Their birth became world news, and the Dionne quintuplets were dubbed “miracle babies.” This all happened during the Great Depression, so their survival was somewhat of a sign of hope to many.
Around 1937 when the girls were all of but three-years-old, they had become an attraction for tourists. Close to 3,000 visitors came to see these “miracle babies” at the “Quintland” hospital, where they were being taken care of. It is estimated that three million tourists over a period of nine years had visited the Hollywood-exploited phenomenon. In fact, there were four movies created around their story in the 1930’s.
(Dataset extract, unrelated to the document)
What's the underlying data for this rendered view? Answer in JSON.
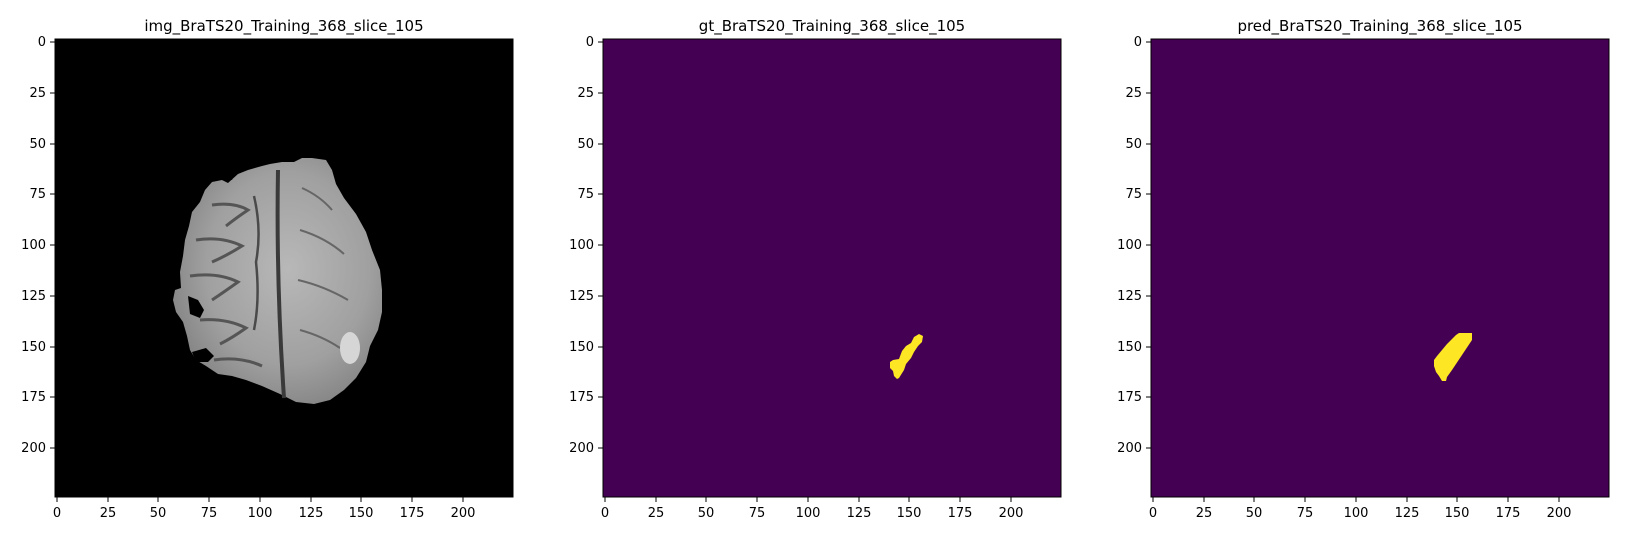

In May of 1935, the quintuplets were taken away from their parents by the Ontario government. This, after their father signed a contract with promoters use the girls as an attraction at the World’s Fair in Chicago. Their dad canceled the contract one day after he signed after being told of the government’s anticipated response. the girls were taken anyway. The government citing that they needed protection from kidnappers, germs, and exploitation. This was just the beginning of what proved to be a long and colorful story of the lives of these “miracle babies” and their family.